Example: Enhanced Bot Analyzer (Future)

# modules/security/bot-analyzer.sh

source "$SCRIPT_DIR/lib/reference-db.sh"

# After analysis, provide context

if db_has_network_issues; then
    echo ""
    print_warning "Network Issues Detected"
    echo "System experiencing:"
    echo "  • TCP Retransmission: $(db_get_health_metric 'TCP_RETRANS_PERCENT')%"
    echo "  • Network errors: $(db_get_health_metric 'NETWORK_RX_ERRORS')"
    echo ""
    echo "Bot traffic may be compounded by network problems."
    echo "Recommendation: Address network issues first (see System Health Check)"
fi

if db_is_system_under_load; then
    echo ""
    print_warning "System Under Heavy Load"
    echo "Current state:"
    echo "  • CPU Load: $(db_get_health_metric 'CPU_LOAD_1MIN')"
    echo "  • Memory: $(db_get_health_metric 'MEMORY_USED_PERCENT')%"
    echo ""
    echo "High bot traffic + system load = performance degradation."
    echo "Recommendation: Block bots AND investigate resource usage."
fi

Files Modified

  1. modules/diagnostics/system-health-check.sh

    • Enhanced save_health_baseline() function
    • Now saves network, hardware, and security metrics
    • Lines: 1660-1758
  2. lib/reference-db.sh

    • Added db_get_health_metric() - query individual metrics
    • Added db_is_system_under_load() - check if CPU/memory high
    • Added db_has_network_issues() - check for network problems
    • Added db_is_under_attack() - check for active attacks
    • Added db_get_all_health() - get all health data
    • Lines: 446-497
  3. tools/test-cross-module-intelligence.sh (NEW)

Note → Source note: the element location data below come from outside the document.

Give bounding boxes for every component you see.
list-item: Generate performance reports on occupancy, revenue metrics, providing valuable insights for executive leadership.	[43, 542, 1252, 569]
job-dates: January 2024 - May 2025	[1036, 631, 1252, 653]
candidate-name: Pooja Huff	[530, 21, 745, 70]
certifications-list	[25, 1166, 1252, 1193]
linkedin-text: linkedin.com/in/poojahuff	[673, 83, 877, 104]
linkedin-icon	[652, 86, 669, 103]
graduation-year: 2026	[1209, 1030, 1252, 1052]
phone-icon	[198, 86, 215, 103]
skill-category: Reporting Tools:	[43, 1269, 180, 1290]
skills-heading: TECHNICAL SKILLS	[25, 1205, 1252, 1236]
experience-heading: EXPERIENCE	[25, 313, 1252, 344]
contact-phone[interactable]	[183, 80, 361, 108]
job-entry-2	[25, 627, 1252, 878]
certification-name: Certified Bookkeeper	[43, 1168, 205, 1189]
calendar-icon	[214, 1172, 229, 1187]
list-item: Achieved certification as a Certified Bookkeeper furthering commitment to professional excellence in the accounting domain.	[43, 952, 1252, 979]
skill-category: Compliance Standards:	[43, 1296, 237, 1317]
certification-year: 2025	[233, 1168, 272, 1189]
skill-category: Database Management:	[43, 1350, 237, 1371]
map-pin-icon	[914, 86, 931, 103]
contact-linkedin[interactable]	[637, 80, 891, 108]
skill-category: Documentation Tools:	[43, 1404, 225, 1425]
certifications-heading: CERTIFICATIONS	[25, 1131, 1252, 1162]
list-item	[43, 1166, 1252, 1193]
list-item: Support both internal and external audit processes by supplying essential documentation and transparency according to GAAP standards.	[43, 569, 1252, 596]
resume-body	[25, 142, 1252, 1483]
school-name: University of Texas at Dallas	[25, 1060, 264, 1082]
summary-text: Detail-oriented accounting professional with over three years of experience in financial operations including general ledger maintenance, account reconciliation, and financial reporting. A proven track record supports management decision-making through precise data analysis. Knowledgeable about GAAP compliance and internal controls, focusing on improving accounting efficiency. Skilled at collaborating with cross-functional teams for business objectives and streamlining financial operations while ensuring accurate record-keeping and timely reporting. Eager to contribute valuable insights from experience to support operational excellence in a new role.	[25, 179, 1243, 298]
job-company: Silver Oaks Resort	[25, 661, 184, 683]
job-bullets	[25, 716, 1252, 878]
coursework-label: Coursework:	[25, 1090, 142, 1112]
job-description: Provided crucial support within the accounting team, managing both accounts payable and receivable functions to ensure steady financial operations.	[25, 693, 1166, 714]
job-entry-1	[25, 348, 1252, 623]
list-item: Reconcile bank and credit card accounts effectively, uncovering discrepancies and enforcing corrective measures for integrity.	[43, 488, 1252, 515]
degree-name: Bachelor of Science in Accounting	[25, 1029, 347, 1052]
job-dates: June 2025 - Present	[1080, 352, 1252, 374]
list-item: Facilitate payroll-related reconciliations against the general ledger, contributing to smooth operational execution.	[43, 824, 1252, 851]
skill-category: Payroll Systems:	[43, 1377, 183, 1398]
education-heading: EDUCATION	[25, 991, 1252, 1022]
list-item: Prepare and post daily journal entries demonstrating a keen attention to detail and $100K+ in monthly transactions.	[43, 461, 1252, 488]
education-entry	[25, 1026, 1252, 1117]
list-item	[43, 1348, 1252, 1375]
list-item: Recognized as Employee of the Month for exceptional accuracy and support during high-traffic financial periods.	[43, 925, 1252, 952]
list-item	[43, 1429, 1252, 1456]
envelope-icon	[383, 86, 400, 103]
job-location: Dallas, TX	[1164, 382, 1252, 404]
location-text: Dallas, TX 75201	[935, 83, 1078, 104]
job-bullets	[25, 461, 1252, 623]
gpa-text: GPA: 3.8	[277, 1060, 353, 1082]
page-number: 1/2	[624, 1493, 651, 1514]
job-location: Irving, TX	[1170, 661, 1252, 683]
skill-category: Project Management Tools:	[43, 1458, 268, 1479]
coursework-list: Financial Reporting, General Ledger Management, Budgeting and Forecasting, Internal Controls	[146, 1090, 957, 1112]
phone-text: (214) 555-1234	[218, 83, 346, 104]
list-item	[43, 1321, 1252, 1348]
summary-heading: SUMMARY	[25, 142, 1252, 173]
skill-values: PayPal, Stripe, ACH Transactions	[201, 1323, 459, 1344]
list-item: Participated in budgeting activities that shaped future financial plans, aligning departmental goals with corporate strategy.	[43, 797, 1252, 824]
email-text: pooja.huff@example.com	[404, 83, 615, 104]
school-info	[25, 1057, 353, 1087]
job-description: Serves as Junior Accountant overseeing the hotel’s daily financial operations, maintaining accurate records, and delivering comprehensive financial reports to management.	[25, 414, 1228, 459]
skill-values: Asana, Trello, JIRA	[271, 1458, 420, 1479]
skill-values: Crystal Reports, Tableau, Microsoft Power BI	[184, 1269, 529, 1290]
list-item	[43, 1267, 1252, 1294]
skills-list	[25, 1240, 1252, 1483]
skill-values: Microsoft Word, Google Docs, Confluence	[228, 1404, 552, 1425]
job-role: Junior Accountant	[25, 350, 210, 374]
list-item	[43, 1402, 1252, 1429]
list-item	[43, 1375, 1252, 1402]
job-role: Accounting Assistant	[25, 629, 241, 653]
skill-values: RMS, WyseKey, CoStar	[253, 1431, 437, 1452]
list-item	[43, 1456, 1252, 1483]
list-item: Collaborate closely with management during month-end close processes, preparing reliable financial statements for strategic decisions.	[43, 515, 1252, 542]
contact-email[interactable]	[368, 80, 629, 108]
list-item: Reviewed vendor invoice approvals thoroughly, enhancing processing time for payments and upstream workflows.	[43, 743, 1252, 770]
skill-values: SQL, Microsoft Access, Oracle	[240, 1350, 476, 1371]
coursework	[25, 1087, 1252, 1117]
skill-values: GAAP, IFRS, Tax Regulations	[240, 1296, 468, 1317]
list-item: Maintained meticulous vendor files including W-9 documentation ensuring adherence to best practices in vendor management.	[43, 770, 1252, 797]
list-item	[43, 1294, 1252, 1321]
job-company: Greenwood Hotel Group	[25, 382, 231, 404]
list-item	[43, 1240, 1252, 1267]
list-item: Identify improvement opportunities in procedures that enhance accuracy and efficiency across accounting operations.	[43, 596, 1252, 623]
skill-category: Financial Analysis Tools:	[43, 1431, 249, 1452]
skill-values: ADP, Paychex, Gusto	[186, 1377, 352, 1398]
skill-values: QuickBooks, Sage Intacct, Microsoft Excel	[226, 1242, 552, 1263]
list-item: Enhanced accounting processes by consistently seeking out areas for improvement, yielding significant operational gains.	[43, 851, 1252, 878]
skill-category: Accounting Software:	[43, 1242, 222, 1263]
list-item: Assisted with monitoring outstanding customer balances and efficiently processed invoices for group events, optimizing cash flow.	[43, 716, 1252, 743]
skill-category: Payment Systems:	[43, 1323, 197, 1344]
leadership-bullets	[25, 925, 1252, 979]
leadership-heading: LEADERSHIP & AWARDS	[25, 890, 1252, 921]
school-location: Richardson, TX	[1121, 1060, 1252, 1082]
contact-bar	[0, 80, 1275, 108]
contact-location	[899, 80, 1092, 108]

    • Test script demonstrating cross-module queries
    • Shows how to use intelligence functions

Data Lifetime

  • Created: When System Health Check runs
  • Stored: In .sysref file (memory + disk)
  • Expires: After 1 hour OR when cleanup/reset runs
  • Removed: When toolkit is deleted

Future Enhancements

Potential modules that could benefit:

  1. WordPress Health Check

    • Check if slow WP sites correlate with network/load issues
  2. Backup Analyzer

    • Check if backup failures correlate with disk/load issues
  3. Email Troubleshooter

    • Check if email issues correlate with network/disk problems
  4. Resource Monitor

    • Compare current metrics vs health check baseline

Summary

Session Intelligence transforms the toolkit from isolated modules into an integrated diagnostic platform. Each module can now make smarter, context-aware recommendations based on the complete picture of what's happening on the server RIGHT NOW.

No historical data needed. No complex trending. Just smart, session-aware troubleshooting.